I didn’t want to tell him. He would not see my wanting to paint again as the compromise I needed to make to stay here, as the reward for enduring all the things I did not want to do. But I was done with lying. I had tried it his way, my mother’s way, and it had never worked. I couldn’t go on like this forever, not now that I knew there was the possibility of something more. “I was looking at an artist’s studio.”
“An artist’s studio?” He said this as though I had told him I had been hunting one-legged unicorns. “What for?” His confusion was understandable. I don’t think he knew any women who had hobbies, other than shopping and complaining about their daughters-in-law. And the only hobbies any of the men he knew had were golf and infidelity. I was fairly sure he hadn’t taken up either, but it was only a matter of time.
“You know. For making art.”
“Like painting?”
“Yes, painting. And drawing. And, I don’t know, collage. Whatever I feel like.”
“Who’s going to pay for that?” he asked sharply, and now I knew he was angry. He never questioned the way I spent money—probably because I hardly spent any. My joy began to fade and the room grew darker around me. Phillip paid the bills. If he didn’t want to pay for it, he didn’t have to, and who was I to object? This is why women should have their own jobs, their own money, I thought. This is why I want my own. Like my grandmother had.
“I don’t mind working,” I said quietly. “I wanted to work. You were the one who didn’t want me to.” I could have argued a dozen things, compared myself to the women I knew who shopped their boredom and their pain away. But this wasn’t a financial reckoning. This wasn’t about fair. This was about control.
He didn’t respond. Instead, he looked around the kitchen and said, “I’ve been waiting. I’m starving. You should call if you’re going to be late.”
“Wait, what are you talking about? Did we have plans? How am I late?”
He sighed in frustration, as though I were asking for clarification on some basic tenet of our relationship. “Past dinner time.”
“I’m sorry?” I wasn’t entirely sure what I was apologizing for. I sat down on the arm of the sofa, as though I were only staying a moment.
“If you’re not going to try, Madeleine, I don’t know why I’m bothering.”
“Try what?” I asked. I was becoming genuinely confused. It was as though Phillip were having an entirely different conversation and not letting me in on it.

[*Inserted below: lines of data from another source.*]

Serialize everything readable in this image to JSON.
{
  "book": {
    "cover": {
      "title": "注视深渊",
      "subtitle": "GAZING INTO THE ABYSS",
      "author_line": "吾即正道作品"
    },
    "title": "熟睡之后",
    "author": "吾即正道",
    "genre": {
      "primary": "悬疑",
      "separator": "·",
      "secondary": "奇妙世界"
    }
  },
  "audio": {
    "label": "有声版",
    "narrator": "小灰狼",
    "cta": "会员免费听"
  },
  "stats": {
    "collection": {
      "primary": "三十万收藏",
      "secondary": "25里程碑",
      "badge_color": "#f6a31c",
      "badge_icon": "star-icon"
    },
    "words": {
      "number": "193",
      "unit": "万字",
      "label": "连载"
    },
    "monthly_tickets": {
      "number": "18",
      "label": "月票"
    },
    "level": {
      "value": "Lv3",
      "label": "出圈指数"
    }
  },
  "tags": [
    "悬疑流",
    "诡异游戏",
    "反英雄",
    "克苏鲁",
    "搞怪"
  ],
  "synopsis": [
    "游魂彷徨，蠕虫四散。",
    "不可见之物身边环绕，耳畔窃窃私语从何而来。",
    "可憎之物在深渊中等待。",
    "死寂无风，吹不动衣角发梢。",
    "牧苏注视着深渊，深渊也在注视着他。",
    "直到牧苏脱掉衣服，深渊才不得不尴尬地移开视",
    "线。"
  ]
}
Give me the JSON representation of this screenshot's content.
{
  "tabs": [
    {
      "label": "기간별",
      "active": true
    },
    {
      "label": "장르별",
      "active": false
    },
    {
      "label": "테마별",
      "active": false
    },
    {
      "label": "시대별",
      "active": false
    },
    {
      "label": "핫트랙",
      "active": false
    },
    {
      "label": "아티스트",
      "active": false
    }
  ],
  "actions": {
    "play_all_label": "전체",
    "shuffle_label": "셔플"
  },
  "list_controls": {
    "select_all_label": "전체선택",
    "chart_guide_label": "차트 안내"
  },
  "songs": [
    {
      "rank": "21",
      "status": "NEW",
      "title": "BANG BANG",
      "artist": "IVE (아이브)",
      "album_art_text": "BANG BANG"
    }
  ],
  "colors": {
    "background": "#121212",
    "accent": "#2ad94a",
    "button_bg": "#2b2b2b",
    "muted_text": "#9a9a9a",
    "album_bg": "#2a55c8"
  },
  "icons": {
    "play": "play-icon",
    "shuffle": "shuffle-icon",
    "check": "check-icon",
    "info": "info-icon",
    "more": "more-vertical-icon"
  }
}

“This.” He lifted his hands in frustration. He was standing behind the island in the kitchen. A bottle of wine, a half-empty glass, the opener, and the cork were lined up beside him in a tidy row. Everything about Phillip was so neat. It was fascinating, in a way, as though he had been molded from plastic. When we were first married, I had watched him endlessly, wondering at the way his hair fell perfectly into place as soon as he brushed it and stayed that way the entire day, how his suit jackets remained unwrinkled, even at the insides of the elbows, and how he never seemed to spill anything when he ate, whereas my every encounter with food was a battle in which my clothing was likely to end up as collateral damage. “Us. This relationship. You can’t go running off to—I don’t know, move in with your mother or become a painter or whatever every time you have a bad day.”